Rabbim! Eğer bu işi sırf senin rızânı kazanmak için yapmışsam, içinde bulunduğumuz sıkıntıdan bizi kurtar, diye yalvardı. Mağaranın ağzını tıkayan kaya iyice açıldı; onlar da çıkıp gittiler.

Buhârî, Büyû` 98, İcâre 12, Hars ve’l-müzârea 13, Enbiyâ’ 53, Edeb 5; Müslim, Zikir 100
14262

Enes İbni Mâlik radıyallahu anh şöyle dedi:

Ebû Talha radıyallahu anh’ın hasta bir erkek çocuğu vardı. Ebû Talha evde değilken çocuk öldü.

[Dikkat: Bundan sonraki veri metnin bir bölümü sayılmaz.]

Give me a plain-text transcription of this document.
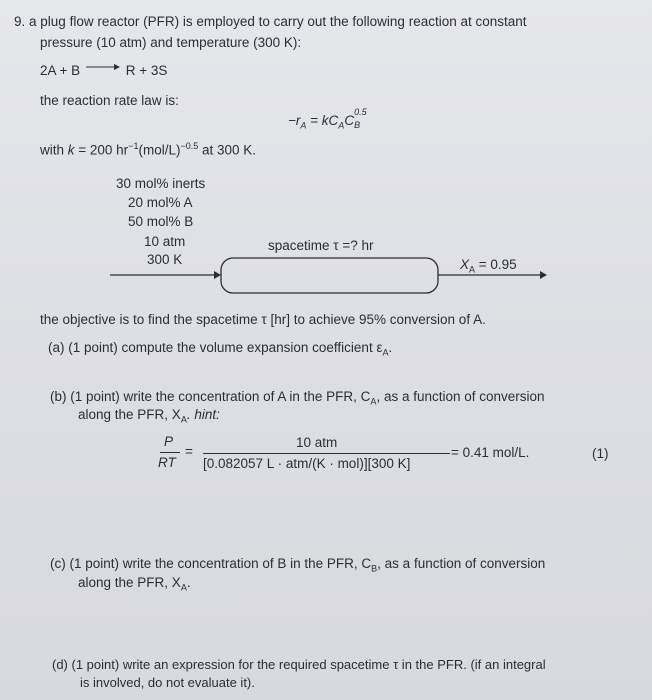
9. a plug flow reactor (PFR) is employed to carry out the following reaction at constant
pressure (10 atm) and temperature (300 K):
2A + B → R + 3S
the reaction rate law is:
$-r_A = kC_AC$
0.5
B
with k = 200 $hr^{-1}(mol/L)^{-0.5}$ at 300 K.
30 mol% inerts
20 mol% A
50 mol% B
10 atm
300 K
spacetime τ =? hr
$X_A = 0.95$
the objective is to find the spacetime τ [hr] to achieve 95% conversion of A.
(a) (1 point) compute the volume expansion coefficient $\varepsilon_A$.
(b) (1 point) write the concentration of A in the PFR, $C_A$, as a function of conversion
along the PFR, $X_A$. hint:
P
RT
=
10 atm
[0.082057 L · atm/(K · mol)][300 K]
= 0.41 mol/L.	(1)
(c) (1 point) write the concentration of B in the PFR, $C_B$, as a function of conversion
along the PFR, $X_A$.
(d) (1 point) write an expression for the required spacetime τ in the PFR. (if an integral
is involved, do not evaluate it).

Eve döndüğü zaman:

“Oğlumun durumu nedir?” diye sordu.

Çocuğun annesi Ümmü Süleym:

O şimdi eskisinden daha rahat, dedi. Akşam yemeğini hazırlayıp getirdi.Ebû Talha yemeğini yedi sonra da hanımıyla yattı. Daha sonra hanımı ona “Çocuğu defnediniz” dedi.

Ebû Talha sabahleyin Peygamber sallallahu aleyhi ve sellem’e gitti ve olup biteni anlattı. Peygamber sallallahu aleyhi ve sellem:

“Bu gece ilişkide bulundunuz mu?” diye sordu.

Ebû Talha:

Evet, dedi. Peygamber sallallahu aleyhi ve sellem: “Allahım, bu ikisine mübârek kıl” diye dua etti.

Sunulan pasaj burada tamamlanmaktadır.